I tried to blend a hot liquid.
I painted the kitchen.
I painted the kitchen.
bbon88 said:
One Christmas morning in Colorado, I was making a Black Bottom pie, and drinking champagne. While whipping cream, I looked away from the mixer for a minute, and stuck my hand into the bowl. My fingers actually stopped the mixer as they got stuck in the beaters. I ended up in the ER and lunch was late. One guest said he hoped I hadn't gotten blood in the cream. Not a fun day.
FtBendTxAg said:
In college I passed out cold with 20 fish sticks in the toaster oven.
Burned kitchen wall and cabinets. Melted Formica everywhere.
Guy I used to work with did the same thing, only he grew up in commie East Germany. In his story, it was a potato boiling in a pot of water.1208HawkTree said:FtBendTxAg said:
In college I passed out cold with 20 fish sticks in the toaster oven.
Burned kitchen wall and cabinets. Melted Formica everywhere.

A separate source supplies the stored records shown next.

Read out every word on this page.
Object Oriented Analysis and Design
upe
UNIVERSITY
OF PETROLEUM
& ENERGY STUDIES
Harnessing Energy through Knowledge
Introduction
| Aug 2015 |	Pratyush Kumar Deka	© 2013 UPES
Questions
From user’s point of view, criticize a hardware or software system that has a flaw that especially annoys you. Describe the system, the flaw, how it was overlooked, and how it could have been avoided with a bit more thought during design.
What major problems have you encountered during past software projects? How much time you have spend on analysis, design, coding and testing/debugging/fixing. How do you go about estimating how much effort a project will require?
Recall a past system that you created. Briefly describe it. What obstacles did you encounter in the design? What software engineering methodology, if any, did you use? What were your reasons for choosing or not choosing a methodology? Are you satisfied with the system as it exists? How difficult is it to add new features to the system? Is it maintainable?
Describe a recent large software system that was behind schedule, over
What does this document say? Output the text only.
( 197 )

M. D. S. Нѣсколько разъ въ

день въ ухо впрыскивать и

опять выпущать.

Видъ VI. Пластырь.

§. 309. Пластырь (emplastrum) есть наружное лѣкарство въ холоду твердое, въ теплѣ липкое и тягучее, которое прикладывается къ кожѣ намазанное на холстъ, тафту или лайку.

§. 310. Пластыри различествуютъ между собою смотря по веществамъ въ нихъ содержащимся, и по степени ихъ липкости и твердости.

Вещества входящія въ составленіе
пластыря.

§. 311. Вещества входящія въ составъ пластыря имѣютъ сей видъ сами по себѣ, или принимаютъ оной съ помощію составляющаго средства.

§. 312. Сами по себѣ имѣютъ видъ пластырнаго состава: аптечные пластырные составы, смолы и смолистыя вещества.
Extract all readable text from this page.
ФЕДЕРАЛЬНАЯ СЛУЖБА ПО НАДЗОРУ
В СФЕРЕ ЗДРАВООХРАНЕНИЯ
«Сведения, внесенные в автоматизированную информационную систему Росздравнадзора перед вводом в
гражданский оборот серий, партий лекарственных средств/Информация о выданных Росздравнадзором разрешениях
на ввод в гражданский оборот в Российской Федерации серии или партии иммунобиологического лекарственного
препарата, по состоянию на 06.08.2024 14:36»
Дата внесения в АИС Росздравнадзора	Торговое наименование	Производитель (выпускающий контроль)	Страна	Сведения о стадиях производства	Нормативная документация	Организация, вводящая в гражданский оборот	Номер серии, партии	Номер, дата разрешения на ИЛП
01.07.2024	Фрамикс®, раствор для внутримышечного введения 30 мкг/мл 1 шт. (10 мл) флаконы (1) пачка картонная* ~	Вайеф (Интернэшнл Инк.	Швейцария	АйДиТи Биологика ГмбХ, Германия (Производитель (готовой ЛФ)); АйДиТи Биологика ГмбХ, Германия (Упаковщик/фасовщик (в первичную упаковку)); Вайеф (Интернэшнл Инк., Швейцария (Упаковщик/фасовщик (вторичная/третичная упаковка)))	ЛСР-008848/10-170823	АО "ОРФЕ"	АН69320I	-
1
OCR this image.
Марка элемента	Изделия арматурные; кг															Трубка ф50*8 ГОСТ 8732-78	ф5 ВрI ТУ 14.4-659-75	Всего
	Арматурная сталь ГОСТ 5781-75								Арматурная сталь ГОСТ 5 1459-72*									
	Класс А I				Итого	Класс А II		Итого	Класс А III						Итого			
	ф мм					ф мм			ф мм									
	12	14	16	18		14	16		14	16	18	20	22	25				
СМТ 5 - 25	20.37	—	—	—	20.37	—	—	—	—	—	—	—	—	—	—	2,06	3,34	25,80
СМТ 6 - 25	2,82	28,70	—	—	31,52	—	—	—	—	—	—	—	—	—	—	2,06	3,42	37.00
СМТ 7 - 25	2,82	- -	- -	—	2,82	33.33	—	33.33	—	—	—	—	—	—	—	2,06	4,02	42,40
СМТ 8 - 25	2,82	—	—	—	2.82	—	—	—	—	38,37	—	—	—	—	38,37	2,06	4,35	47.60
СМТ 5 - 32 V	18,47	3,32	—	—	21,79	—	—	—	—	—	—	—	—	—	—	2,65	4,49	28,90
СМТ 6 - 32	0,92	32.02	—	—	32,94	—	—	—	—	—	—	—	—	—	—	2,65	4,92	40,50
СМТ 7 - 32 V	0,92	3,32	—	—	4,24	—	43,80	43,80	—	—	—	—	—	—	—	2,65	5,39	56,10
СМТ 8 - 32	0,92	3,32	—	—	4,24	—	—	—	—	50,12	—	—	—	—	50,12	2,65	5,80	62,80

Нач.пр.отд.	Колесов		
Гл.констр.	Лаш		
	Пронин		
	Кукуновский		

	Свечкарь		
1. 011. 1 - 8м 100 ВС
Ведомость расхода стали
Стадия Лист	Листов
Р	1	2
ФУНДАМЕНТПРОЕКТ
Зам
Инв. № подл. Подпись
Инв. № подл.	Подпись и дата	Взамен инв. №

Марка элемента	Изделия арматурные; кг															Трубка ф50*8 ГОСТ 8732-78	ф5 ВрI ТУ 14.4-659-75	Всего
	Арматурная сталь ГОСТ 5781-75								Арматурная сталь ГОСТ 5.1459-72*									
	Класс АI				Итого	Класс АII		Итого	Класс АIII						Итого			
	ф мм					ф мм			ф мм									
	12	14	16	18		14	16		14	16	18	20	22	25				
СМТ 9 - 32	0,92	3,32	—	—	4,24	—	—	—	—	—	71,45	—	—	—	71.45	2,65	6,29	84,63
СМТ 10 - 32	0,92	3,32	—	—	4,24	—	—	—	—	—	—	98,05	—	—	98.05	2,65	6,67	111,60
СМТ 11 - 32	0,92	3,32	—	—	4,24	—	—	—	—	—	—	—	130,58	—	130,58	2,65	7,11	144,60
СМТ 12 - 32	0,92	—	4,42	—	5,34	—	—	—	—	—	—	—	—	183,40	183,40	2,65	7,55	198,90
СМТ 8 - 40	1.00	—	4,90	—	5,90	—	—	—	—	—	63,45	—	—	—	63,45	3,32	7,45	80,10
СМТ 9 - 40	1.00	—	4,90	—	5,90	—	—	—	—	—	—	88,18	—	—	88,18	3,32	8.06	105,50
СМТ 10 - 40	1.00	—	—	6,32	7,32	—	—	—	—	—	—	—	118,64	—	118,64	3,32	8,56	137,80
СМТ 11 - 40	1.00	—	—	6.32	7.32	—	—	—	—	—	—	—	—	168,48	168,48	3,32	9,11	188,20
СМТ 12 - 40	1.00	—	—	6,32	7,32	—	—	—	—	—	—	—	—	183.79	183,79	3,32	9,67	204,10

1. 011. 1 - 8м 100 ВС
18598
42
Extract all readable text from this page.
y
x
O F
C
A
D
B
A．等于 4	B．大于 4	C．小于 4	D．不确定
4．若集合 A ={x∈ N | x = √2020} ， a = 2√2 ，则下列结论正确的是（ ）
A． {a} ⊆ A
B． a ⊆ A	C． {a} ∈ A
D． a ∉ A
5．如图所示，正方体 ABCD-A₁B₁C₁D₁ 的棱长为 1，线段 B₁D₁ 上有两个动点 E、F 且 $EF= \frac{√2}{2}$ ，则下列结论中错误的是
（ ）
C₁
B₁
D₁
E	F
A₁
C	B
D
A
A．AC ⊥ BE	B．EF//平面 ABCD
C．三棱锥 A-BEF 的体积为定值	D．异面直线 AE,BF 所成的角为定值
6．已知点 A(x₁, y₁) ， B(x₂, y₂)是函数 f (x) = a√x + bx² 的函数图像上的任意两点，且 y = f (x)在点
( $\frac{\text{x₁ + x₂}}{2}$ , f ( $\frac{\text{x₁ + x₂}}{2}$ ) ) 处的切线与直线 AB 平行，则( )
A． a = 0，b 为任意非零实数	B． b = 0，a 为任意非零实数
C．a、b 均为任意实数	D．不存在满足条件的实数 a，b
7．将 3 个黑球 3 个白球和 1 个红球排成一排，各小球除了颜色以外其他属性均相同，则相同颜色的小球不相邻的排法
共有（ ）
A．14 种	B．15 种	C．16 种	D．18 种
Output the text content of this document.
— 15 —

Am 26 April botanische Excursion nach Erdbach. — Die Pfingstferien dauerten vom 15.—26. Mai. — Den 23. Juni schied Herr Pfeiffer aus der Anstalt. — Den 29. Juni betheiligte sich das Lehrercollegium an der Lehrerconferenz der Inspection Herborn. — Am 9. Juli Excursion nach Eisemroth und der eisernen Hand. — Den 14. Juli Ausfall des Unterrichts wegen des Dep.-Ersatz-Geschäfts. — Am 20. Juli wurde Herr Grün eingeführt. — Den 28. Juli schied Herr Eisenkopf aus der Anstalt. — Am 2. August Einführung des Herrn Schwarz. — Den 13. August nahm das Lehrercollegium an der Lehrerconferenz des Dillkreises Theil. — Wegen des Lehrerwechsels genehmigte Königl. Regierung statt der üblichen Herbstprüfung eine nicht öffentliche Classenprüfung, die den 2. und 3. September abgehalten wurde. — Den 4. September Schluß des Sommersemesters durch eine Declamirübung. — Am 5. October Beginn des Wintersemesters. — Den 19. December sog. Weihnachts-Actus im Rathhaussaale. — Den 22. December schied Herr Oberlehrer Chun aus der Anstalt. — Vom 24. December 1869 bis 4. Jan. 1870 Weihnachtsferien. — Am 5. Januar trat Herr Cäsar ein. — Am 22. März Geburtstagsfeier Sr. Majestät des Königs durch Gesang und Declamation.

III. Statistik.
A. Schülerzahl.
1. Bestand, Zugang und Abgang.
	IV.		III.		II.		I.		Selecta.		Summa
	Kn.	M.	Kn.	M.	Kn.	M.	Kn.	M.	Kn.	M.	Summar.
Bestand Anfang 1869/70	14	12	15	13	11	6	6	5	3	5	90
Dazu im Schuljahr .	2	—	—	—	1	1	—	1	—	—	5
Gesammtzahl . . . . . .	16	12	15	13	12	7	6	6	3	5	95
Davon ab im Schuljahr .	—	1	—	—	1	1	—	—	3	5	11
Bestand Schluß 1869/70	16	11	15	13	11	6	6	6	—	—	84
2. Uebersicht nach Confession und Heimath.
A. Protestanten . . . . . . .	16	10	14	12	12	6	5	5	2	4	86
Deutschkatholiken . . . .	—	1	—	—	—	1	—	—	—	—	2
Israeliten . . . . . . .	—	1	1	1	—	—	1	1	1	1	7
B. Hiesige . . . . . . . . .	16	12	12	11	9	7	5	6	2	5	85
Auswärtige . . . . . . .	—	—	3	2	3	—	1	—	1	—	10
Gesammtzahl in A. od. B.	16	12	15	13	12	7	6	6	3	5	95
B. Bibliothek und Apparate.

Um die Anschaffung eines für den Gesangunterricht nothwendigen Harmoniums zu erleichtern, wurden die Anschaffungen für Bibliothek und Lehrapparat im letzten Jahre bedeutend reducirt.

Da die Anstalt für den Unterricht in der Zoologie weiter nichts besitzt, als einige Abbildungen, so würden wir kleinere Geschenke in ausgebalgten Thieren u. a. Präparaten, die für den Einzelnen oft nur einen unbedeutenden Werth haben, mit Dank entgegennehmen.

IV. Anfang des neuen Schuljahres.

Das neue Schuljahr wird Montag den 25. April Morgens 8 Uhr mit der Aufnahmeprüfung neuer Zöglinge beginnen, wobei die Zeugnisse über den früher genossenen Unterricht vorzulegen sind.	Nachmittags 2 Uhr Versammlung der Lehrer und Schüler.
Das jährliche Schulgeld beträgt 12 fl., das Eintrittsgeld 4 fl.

My roommate from school did something similar. Came home nearly in a blackout, decided he wanted some of this tuna something or other he brought from home the previous week. I was watching TV in the living room while he put a bunch in a bowl and popped it in the microwave, then plopped down on the couch, passing out almost instantly. I start to smell a strong burning/tuna odor and realize that the microwave is still going. He apparently set the microwave for 20 minutes instead of 2. Took a couple weeks for that smell to go away.
Yeah... gotta say, I'm not losing a good steak over a little dirt.Tumble Weed said:
I dry roasted some habaneros inside the house using a fry pan on the cook top. Filled the house with a vapor that stung the eyes and induced coughing. Had two toddlers at the time and got yelled at by my wife as it drove us completely out of the house.
Learned to roast them outside on the grill instead.
Another time I had bought 4 custom cut porterhouses from the butcher. Cooked them perfectly, dropped one in the dirt on the way inside the house. It just slid right off the plate.
Wow, this thread's full of hospital trips, accidental near-dismemberments, third degree burns, and non-voluntary kitchen repainting jobs.Oryx said:
Mine was probably the second time I tried to make a blackberry cake. The first time I made it, it came out perfect, which surprised me as the recipe was strict with more things than usual due to the acidity of the blackberries messing with the cakes rising and crumb chemistry, such as using a special type of flour and what not. Wanting to impress some girls I was meeting with later, I decided to make the recipe again, but this time upping everything by 50%, since I had a big enough pan the first time around (that should of been 8 inches instead of 9), so I thought it wouldn't be a big deal since it would more follow the original recipe's dimensions.
Fast forward to creaming the butter, sugar, and leavening agents together and I noticed that the mixer wasn't making the same sound it usually makes when creaming, me being a bright eyed optimist that thought literally nothing could go wrong, ignored it at the time. When I finally got everything combined, I noticed that the batter wasn't completely mixed, which in itself, is good to finish combining the mixture by hand and leaving thin streaks of flour as not to overmix and kill the crumb. Anyways, I get that done and get ready to put the cake into the oven and start on the cream cheese frosting confident that it'll come out the same as last time. I was wrong.
The reason that the noise was different was that the mixing bowl depressed to a certain degree from the bottom of the paddle attachment, something that I learned can happen after the fact as I use the same mixing bowl for thick pretzel dough sometimes. This led to an incomplete mixture in the creaming process resulting in larger pieces of butter, sugar, and leavening throughout the properly mixed batter. Adding the other ingredients, I couldn't see it since the incomplete creaming, as it was layered at the bottom of the bowl, only mixing it in throughout at the end before putting it into the pan.
So, in the oven, the reality was a thinner batter with shards of butter, sugar, and leavening throughout. It was not pretty. The shards of incomplete creaming touching the side of the pan caramelized and were shot upwards through the batter by the clumps of unmixed baking power, leaving brown craters throughout the purple cake. Meanwhile, you have the thin batter becoming a gelatinous mess with no rise due to the improper mixture, leaving a comically volcanic, cracking cake shelf at the top, with the thin batter sometimes launching up through it due to the baking powder nuggets setting off again. It was heartbreaking to watch through the window in real time, and I felt like a moron since I told these people I was bringing a good cake.
So yea, make sure your bowl is seated properly with your attachments.
Come on, you gotta tell that story properly!eric76 said:
Even worse was the time when I was a kid when I stuck my finger into a blender.